Thursday, February 19, 2009

Yarn Yarn

How to Crochet a Toy Storage Hammock

It's Wikipedia's How to for today, and you're probably thinking I don't have enough to do, which isn't true, and I'm not really dying to get out the old crochet hook again. But, I thought, I have grandchildren, and they're moving into a "new" house this weekend. They might like such a toy storage hammock. Then I looked at the picture--a skinny piece of crocheted yarn stretched from one wall to another across a corner of a room. It had a few tiny stuffed toys resting on it. And I mean tiny.

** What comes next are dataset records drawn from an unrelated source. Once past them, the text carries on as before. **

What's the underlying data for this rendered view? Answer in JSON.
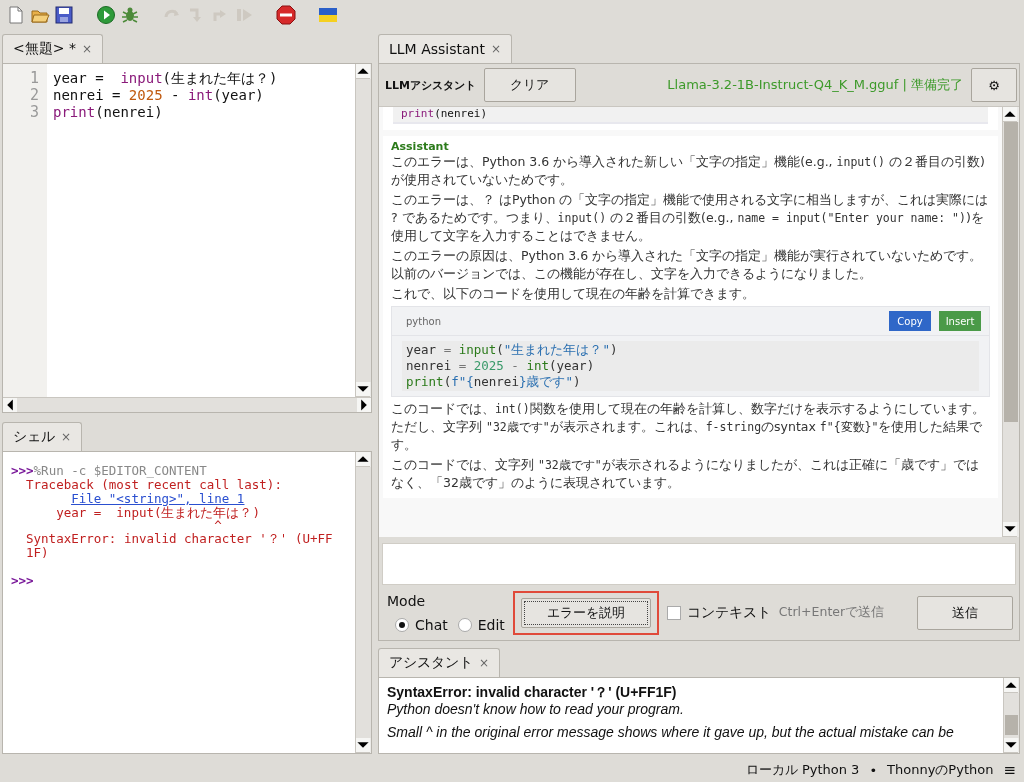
{
  "toolbar": [
    {
      "kind": "new",
      "disabled": false
    },
    {
      "kind": "open",
      "disabled": false
    },
    {
      "kind": "save",
      "disabled": false
    },
    {
      "kind": "run",
      "disabled": false
    },
    {
      "kind": "debug",
      "disabled": false
    },
    {
      "kind": "step-over",
      "disabled": true
    },
    {
      "kind": "step-into",
      "disabled": true
    },
    {
      "kind": "step-out",
      "disabled": true
    },
    {
      "kind": "resume",
      "disabled": true
    },
    {
      "kind": "stop",
      "disabled": false
    },
    {
      "kind": "flag",
      "disabled": false
    }
  ],
  "editor": {
    "tab": {
      "label": "<無題> *",
      "close": "×"
    },
    "lines": [
      {
        "number": "1",
        "tokens": [
          {
            "kind": "plain",
            "text": "year =  "
          },
          {
            "kind": "builtin",
            "text": "input"
          },
          {
            "kind": "plain",
            "text": "(生まれた年は？)"
          }
        ]
      },
      {
        "number": "2",
        "tokens": [
          {
            "kind": "plain",
            "text": "nenrei = "
          },
          {
            "kind": "number",
            "text": "2025"
          },
          {
            "kind": "plain",
            "text": " - "
          },
          {
            "kind": "builtin",
            "text": "int"
          },
          {
            "kind": "plain",
            "text": "(year)"
          }
        ]
      },
      {
        "number": "3",
        "tokens": [
          {
            "kind": "builtin",
            "text": "print"
          },
          {
            "kind": "plain",
            "text": "(nenrei)"
          }
        ]
      }
    ]
  },
  "shell": {
    "tab": {
      "label": "シェル",
      "close": "×"
    },
    "lines": [
      {
        "kind": "command",
        "prompt": ">>>",
        "text": "%Run -c $EDITOR_CONTENT"
      },
      {
        "kind": "error",
        "text": "Traceback (most recent call last):"
      },
      {
        "kind": "link",
        "text": "File \"<string>\", line 1"
      },
      {
        "kind": "source",
        "text": "year =  input(生まれた年は？)"
      },
      {
        "kind": "caret",
        "text": "^"
      },
      {
        "kind": "error",
        "text": "SyntaxError: invalid character '？' (U+FF"
      },
      {
        "kind": "error",
        "text": "1F)"
      },
      {
        "kind": "blank"
      },
      {
        "kind": "command",
        "prompt": ">>>"
      }
    ]
  },
  "llm": {
    "tab": {
      "label": "LLM Assistant",
      "close": "×"
    },
    "title": "LLMアシスタント",
    "clear_button": "クリア",
    "status": "Llama-3.2-1B-Instruct-Q4_K_M.gguf | 準備完了",
    "settings_button": "⚙",
    "previous_code": [
      {
        "kind": "builtin",
        "text": "print"
      },
      {
        "kind": "plain",
        "text": "(nenrei)"
      }
    ],
    "message": {
      "role": "Assistant",
      "blocks": [
        {
          "kind": "paragraph",
          "segments": [
            {
              "code": false,
              "text": "このエラーは、Python 3.6 から導入された新しい「文字の指定」機能(e.g., "
            },
            {
              "code": true,
              "text": "input()"
            },
            {
              "code": false,
              "text": " の２番目の引数) が使用されていないためです。"
            }
          ]
        },
        {
          "kind": "paragraph",
          "segments": [
            {
              "code": false,
              "text": "このエラーは、？ はPython の「文字の指定」機能で使用される文字に相当しますが、これは実際には ? であるためです。つまり、"
            },
            {
              "code": true,
              "text": "input()"
            },
            {
              "code": false,
              "text": " の２番目の引数(e.g., "
            },
            {
              "code": true,
              "text": "name = input(\"Enter your name: \")"
            },
            {
              "code": false,
              "text": ")を使用して文字を入力することはできません。"
            }
          ]
        },
        {
          "kind": "paragraph",
          "segments": [
            {
              "code": false,
              "text": "このエラーの原因は、Python 3.6 から導入された「文字の指定」機能が実行されていないためです。以前のバージョンでは、この機能が存在し、文字を入力できるようになりました。"
            }
          ]
        },
        {
          "kind": "paragraph",
          "segments": [
            {
              "code": false,
              "text": "これで、以下のコードを使用して現在の年齢を計算できます。"
            }
          ]
        },
        {
          "kind": "code",
          "language": "python",
          "copy_button": "Copy",
          "insert_button": "Insert",
          "lines": [
            [
              {
                "kind": "plain",
                "text": "year"
              },
              {
                "kind": "op",
                "text": " = "
              },
              {
                "kind": "builtin",
                "text": "input"
              },
              {
                "kind": "plain",
                "text": "("
              },
              {
                "kind": "string",
                "text": "\"生まれた年は？\""
              },
              {
                "kind": "plain",
                "text": ")"
              }
            ],
            [
              {
                "kind": "plain",
                "text": "nenrei"
              },
              {
                "kind": "op",
                "text": " = "
              },
              {
                "kind": "number",
                "text": "2025"
              },
              {
                "kind": "op",
                "text": " - "
              },
              {
                "kind": "builtin",
                "text": "int"
              },
              {
                "kind": "plain",
                "text": "(year)"
              }
            ],
            [
              {
                "kind": "builtin",
                "text": "print"
              },
              {
                "kind": "plain",
                "text": "("
              },
              {
                "kind": "string",
                "text": "f\"{"
              },
              {
                "kind": "plain",
                "text": "nenrei"
              },
              {
                "kind": "string",
                "text": "}歳です\""
              },
              {
                "kind": "plain",
                "text": ")"
              }
            ]
          ]
        },
        {
          "kind": "paragraph",
          "segments": [
            {
              "code": false,
              "text": "このコードでは、"
            },
            {
              "code": true,
              "text": "int()"
            },
            {
              "code": false,
              "text": "関数を使用して現在の年齢を計算し、数字だけを表示するようにしています。ただし、文字列 "
            },
            {
              "code": true,
              "text": "\"32歳です\""
            },
            {
              "code": false,
              "text": "が表示されます。これは、"
            },
            {
              "code": true,
              "text": "f-string"
            },
            {
              "code": false,
              "text": "のsyntax "
            },
            {
              "code": true,
              "text": "f\"{変数}\""
            },
            {
              "code": false,
              "text": "を使用した結果です。"
            }
          ]
        },
        {
          "kind": "paragraph",
          "segments": [
            {
              "code": false,
              "text": "このコードでは、文字列 "
            },
            {
              "code": true,
              "text": "\"32歳です\""
            },
            {
              "code": false,
              "text": "が表示されるようになりましたが、これは正確に「歳です」ではなく、「32歳です」のように表現されています。"
            }
          ]
        }
      ]
    },
    "mode_label": "Mode",
    "modes": [
      {
        "label": "Chat",
        "selected": true
      },
      {
        "label": "Edit",
        "selected": false
      }
    ],
    "explain_button": {
      "label": "エラーを説明",
      "highlighted": true
    },
    "context": {
      "label": "コンテキスト",
      "checked": false
    },
    "hint": "Ctrl+Enterで送信",
    "send_button": "送信"
  },
  "assistant": {
    "tab": {
      "label": "アシスタント",
      "close": "×"
    },
    "lines": [
      {
        "kind": "title",
        "text": "SyntaxError: invalid character '？' (U+FF1F)"
      },
      {
        "kind": "subtitle",
        "text": "Python doesn't know how to read your program."
      },
      {
        "kind": "body",
        "text": "Small ^ in the original error message shows where it gave up, but the actual mistake can be"
      }
    ]
  },
  "status_bar": {
    "interpreter": "ローカル Python 3",
    "separator": "•",
    "name": "ThonnyのPython",
    "menu": "≡"
  }
}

Get it?

It didn't match what I'd thought it would look like, my mind having created something with substance. If anyone in this world needed such a thing, I'd say buy a piece of net and stick it up in a corner, because I just can't see anyone really needing or wanting this piece of homemade nothing.

But it reminded me of when I had only two children--a long time ago. Two little boys just two years apart. I knitted each of them a toy dog with floppy ears. I don't remember if these were their first stuffed toys, but they were favorites, although I wonder now if they would even remember hauling those dogs around or sleeping with them, which they both did. One dog was brown and light blue, the other brown and olive green. Brown I had left over from the cardigan sweater I knitted for Paul, the younger of the two boys.

I guess I was into knitting then, perhaps because we lived in Caldwell, Idaho, and I had no friends. Yet. I also knitted a vest for their dad, charcoal gray, different kind of yarn, different size needles, cable stitch down the two fronts, blocking required--a bit more complicated than the dogs.

Before we were married I knitted him a sweater and argyle socks with a yellow angora line running through the argyles. It was the thing to do for your boyfriend back in the late 1950s, when I was a teenager: knit him a pair of socks. That or angora dice to hang from the rear view mirror of his car. I chose socks, much more practical than angora dice.

I thought they were pretty good, although his mother told me I had done them wrong. But he wore them. And the sweater. I wonder if he really liked them or if he just liked me. Either way, I'll take it.

It occurs to me this post should be on The Widow's Chronicle. Oh well.